Just ask Philip Holt. He's the president and CEO of the Orlando, Fla.-based game development studio called Row Sham Bow, which plans to debut its first effort -- Woodland Heroes -- on Facebook this Tuesday.

Holt says Heroes is an action strategy game that mixes story, drama and humor, along with some "riveting gameplay." Here's what Holt learned about starting a gaming company and working with Facebook:

1. Get smart fast.
The Woodland Heroes team hit the deck running by reading articles, analyst reports, news stories, collecting daily headlines, purchasing target research, talking with a hundred industry sources.
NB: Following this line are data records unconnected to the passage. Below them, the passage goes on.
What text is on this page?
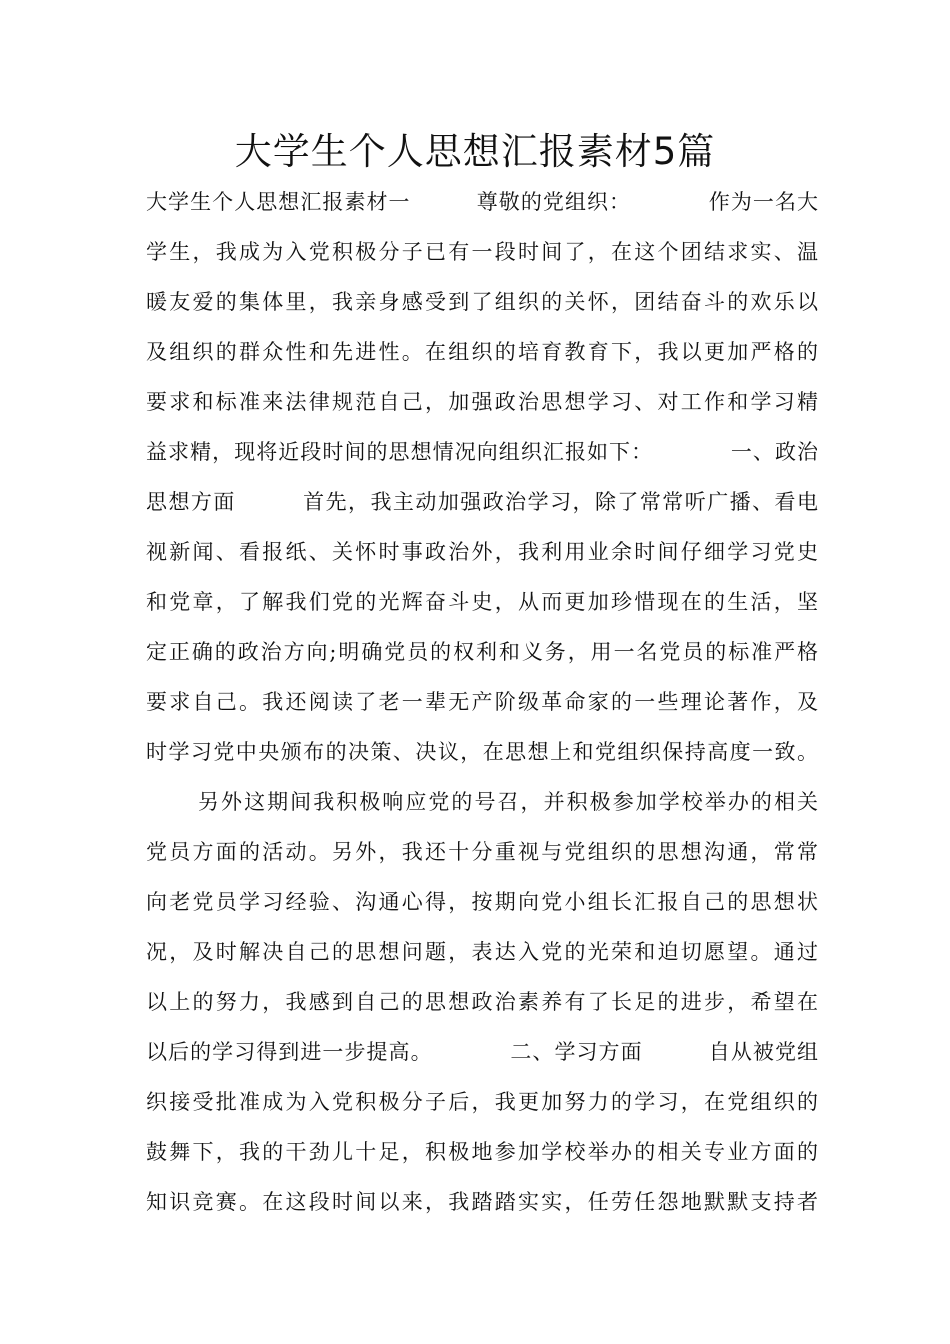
大学生个人思想汇报素材5篇
大学生个人思想汇报素材一　　　尊敬的党组织：　　　　作为一名大
学生，我成为入党积极分子已有一段时间了，在这个团结求实、温
暖友爱的集体里，我亲身感受到了组织的关怀，团结奋斗的欢乐以
及组织的群众性和先进性。在组织的培育教育下，我以更加严格的
要求和标准来法律规范自己，加强政治思想学习、对工作和学习精
益求精，现将近段时间的思想情况向组织汇报如下：　　　　一、政治
思想方面　　　首先，我主动加强政治学习，除了常常听广播、看电
视新闻、看报纸、关怀时事政治外，我利用业余时间仔细学习党史
和党章，了解我们党的光辉奋斗史，从而更加珍惜现在的生活，坚
定正确的政治方向;明确党员的权利和义务，用一名党员的标准严格
要求自己。我还阅读了老一辈无产阶级革命家的一些理论著作，及
时学习党中央颁布的决策、决议，在思想上和党组织保持高度一致。
另外这期间我积极响应党的号召，并积极参加学校举办的相关
党员方面的活动。另外，我还十分重视与党组织的思想沟通，常常
向老党员学习经验、沟通心得，按期向党小组长汇报自己的思想状
况，及时解决自己的思想问题，表达入党的光荣和迫切愿望。通过
以上的努力，我感到自己的思想政治素养有了长足的进步，希望在
以后的学习得到进一步提高。　　　　二、学习方面　　　自从被党组
织接受批准成为入党积极分子后，我更加努力的学习，在党组织的
鼓舞下，我的干劲儿十足，积极地参加学校举办的相关专业方面的
知识竞赛。在这段时间以来，我踏踏实实，任劳任怨地默默支持者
Ultimately, they focused on Facebook as their gaming platform because it has a highly engaged audience, among other benefits.

2. Create competitive advantages. 
Holt says 50 percent of his job has been hiring, because a competitive edge always starts with a stellar team. He hires for intelligence, problem solving, passion, hunger, and team work over specific technology skills. The reason? Technologies change and you don't want to be swapping your team out.

Then make sure your team knows your core strengths and principles -- the things that are unique to your company and aren't altered by platform limitations, market conditions or competitive influences. Stay true to those strengths and principles and make sure your product clearly represents them. 

3. Find the right advisors. 
This first-time entrepreneur says his mentors are venture capitalists who provide guidance on what to look for in an investor, feedback on negotiation tactics, deal terms, board recruiting and equity participation for early employees. He says you have to add mentors and guides to your team that can level the playing field. For example, his team established a formal board of advisors to guide and advise in areas where his staff lacked expertise or required access to deep, critical thinking and research.

4. Partner with the right money. 
Taking an investor's money is kind of like getting married. It requires courtship so you can get to know each other and see if you can live with each other, share the same goals and values. You need someone who believes in your vision, will support your decisions and goals -- especially when you are pitching to such a huge company as Facebook.

5. Build and pitch the company you always wanted to work for. 
When it comes to workplace culture, Holt says you just can't out-Apple Apple or out-Google Google. Such esteemed cultural traits should define your company and your behavior, whether it's the freedom to be creative, becoming a member of a team that works well together or receiving support and encouragement from a key mentor or manager. It's the environment that creates the success.